/鲍尔吉·原野
春天,阿斯汗说:“草暴动了。”
我当即对他刮目相看,说:“你说得挺好,咋想起‘暴动’这个词了?”
阿斯汗回答:“你看,哪都是草,包围咱们了。”
草包围咱们了,说得好。
我们穿过火花路,再往前就是煤厂,顺着墙根一直走,就直接上南山了。
到处都是草。草不择地而生,在人们看来是肮脏的墙角,草伸出干净的叶子。
草爱热闹,是群居的生物。它们相互拉扯着袖子与衣襟,挤满了土地。
草的突然出现好像让人相信了一个道理。什么道理?不一定能说清楚,大约是在我们看来无生气的大地上,始终流动着数不清的生命。在我看来,冰雪没有把草冻死是一件奇怪的事,也是让人感动的事。大自然是最为高明的精算师,在妥协和激进中让所有的生灵都有一个位置。

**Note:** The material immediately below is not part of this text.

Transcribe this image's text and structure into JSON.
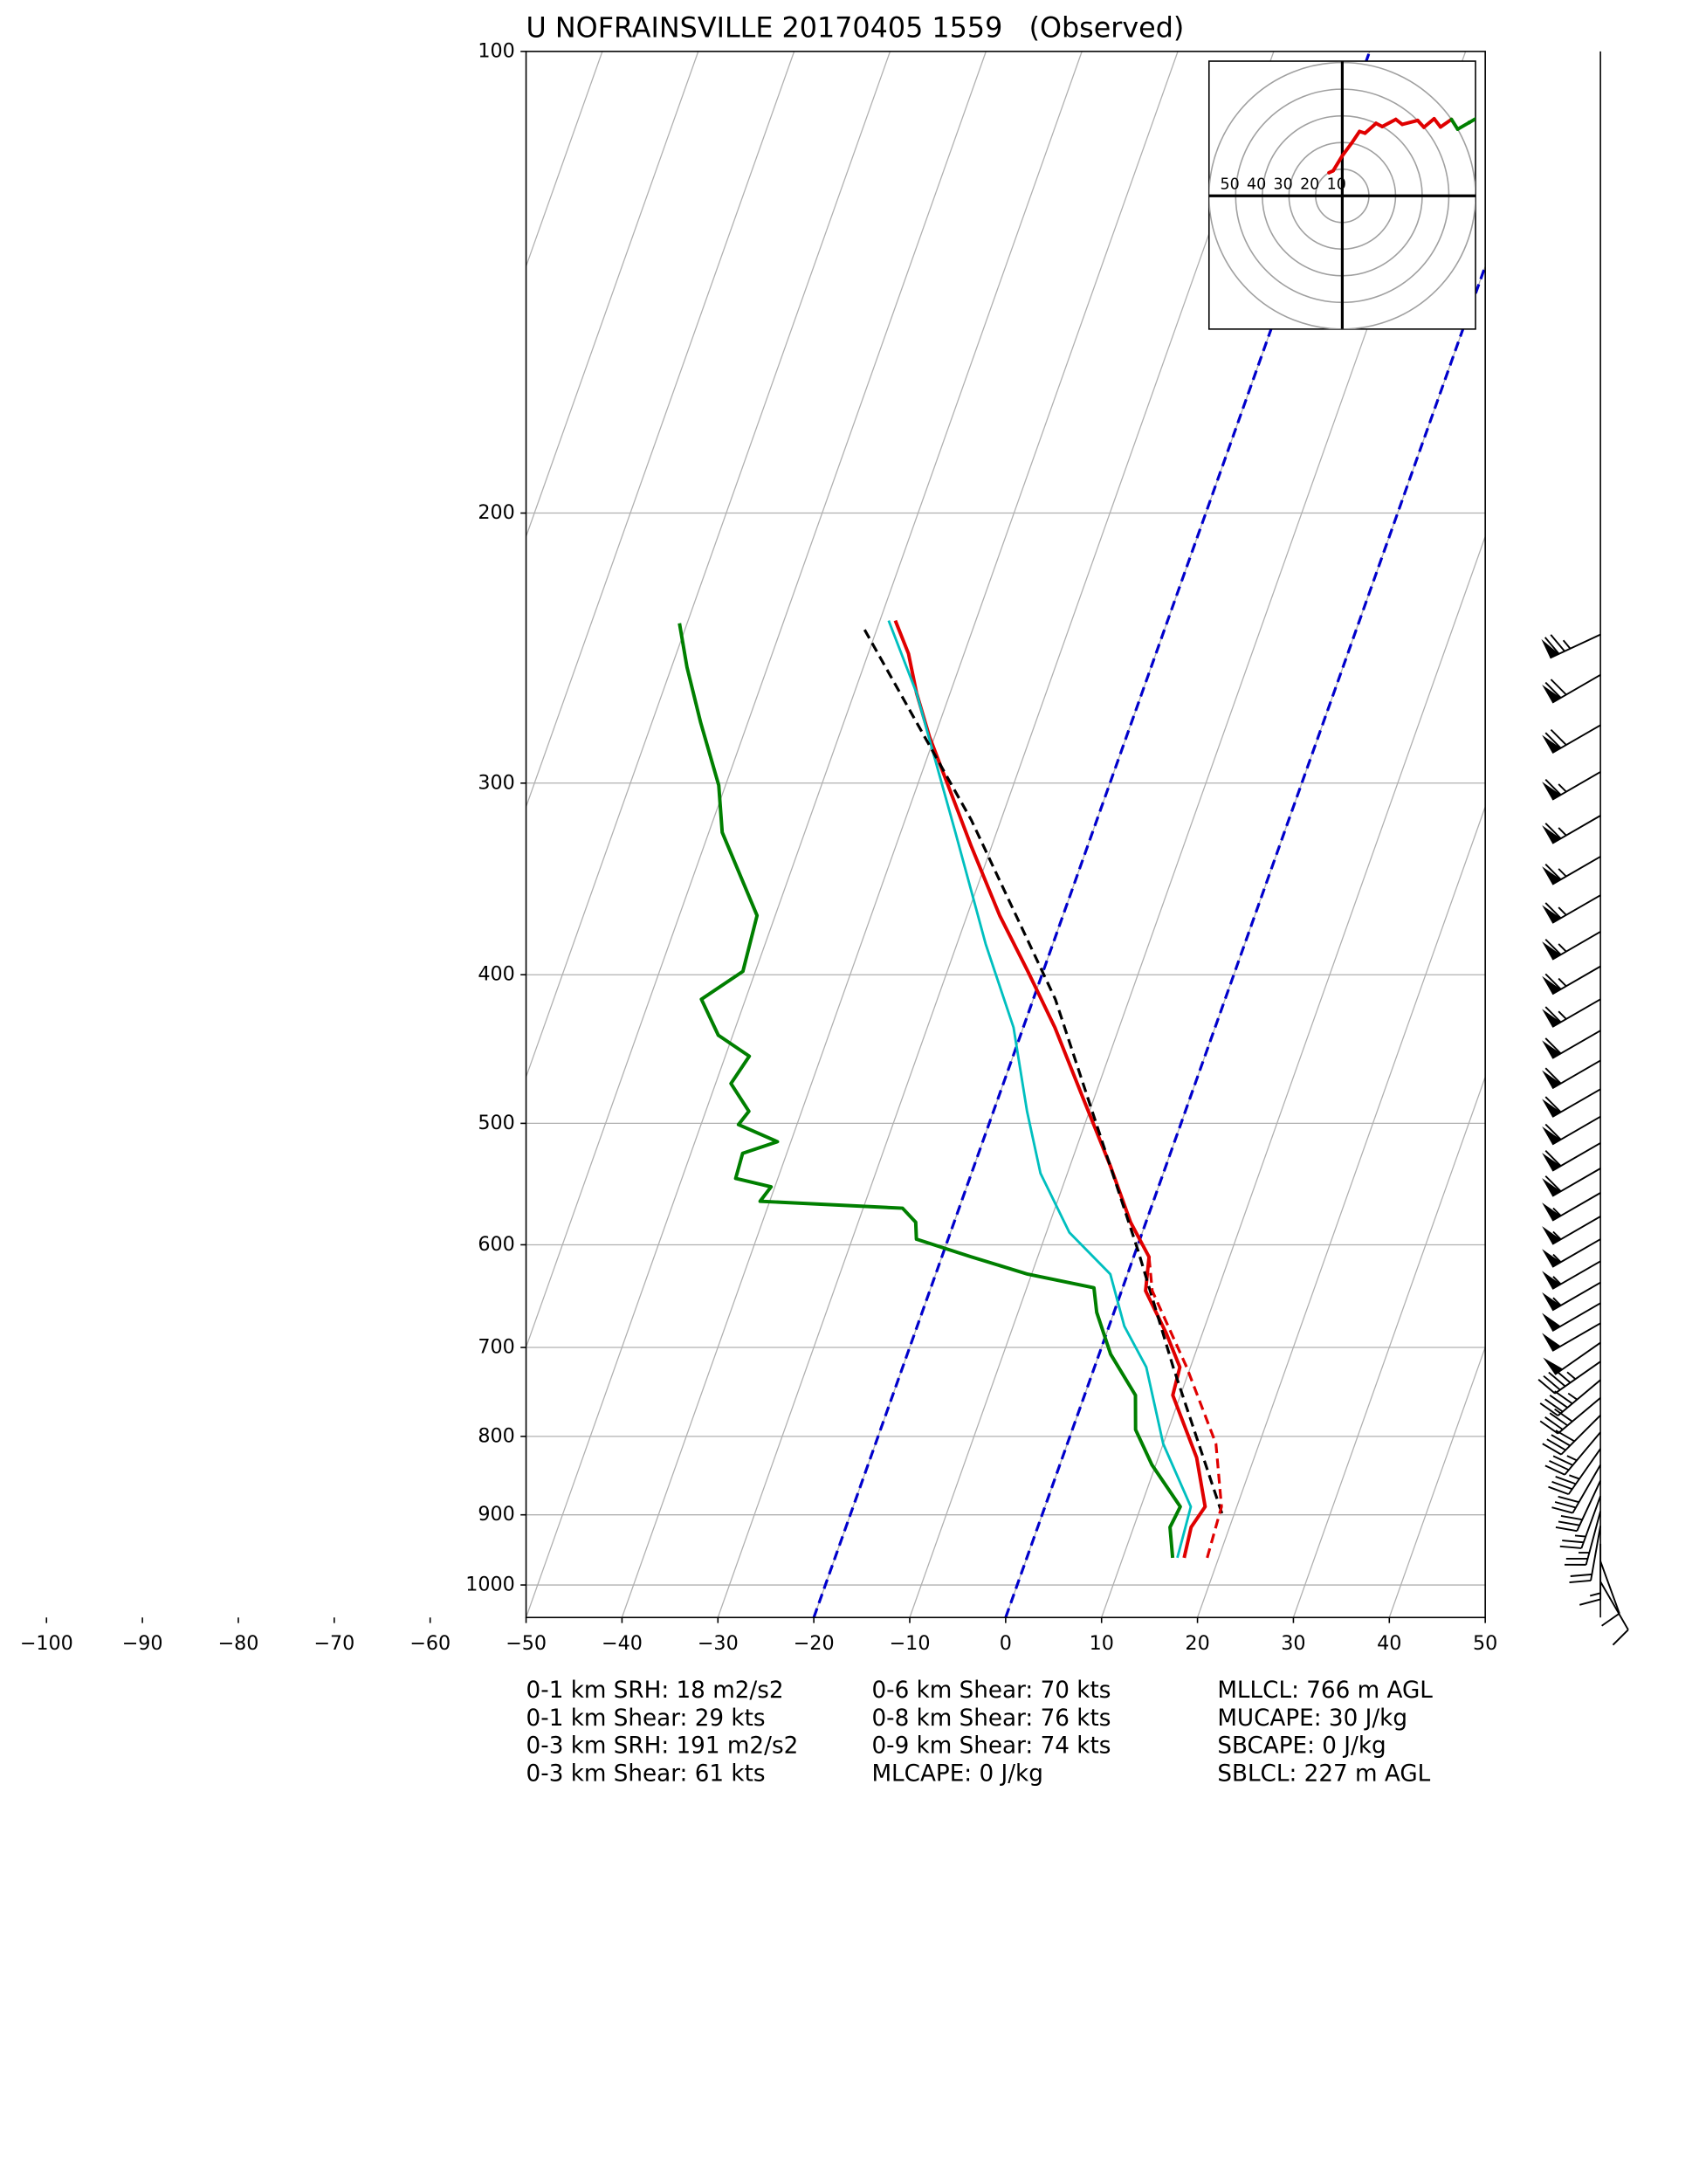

看到草和树上懒洋洋的杏花,我觉得春天也暴动了。开河里的冰块汹涌而下,让我更体会到暴动的力量。
在春天,还有什么没暴动?昨天我甚至看到一只蝴蝶,它像一位大病初愈的病人,在灌木丛中虚弱地飞舞。
说来说去,是说人对春天不能无动于衷。面对着草——这上天在一夜之间送来的如此众多的礼物,也不能无动于衷。我想说却说不出阿斯汗那种别致的话——“草暴动了”。这小孩真敢说。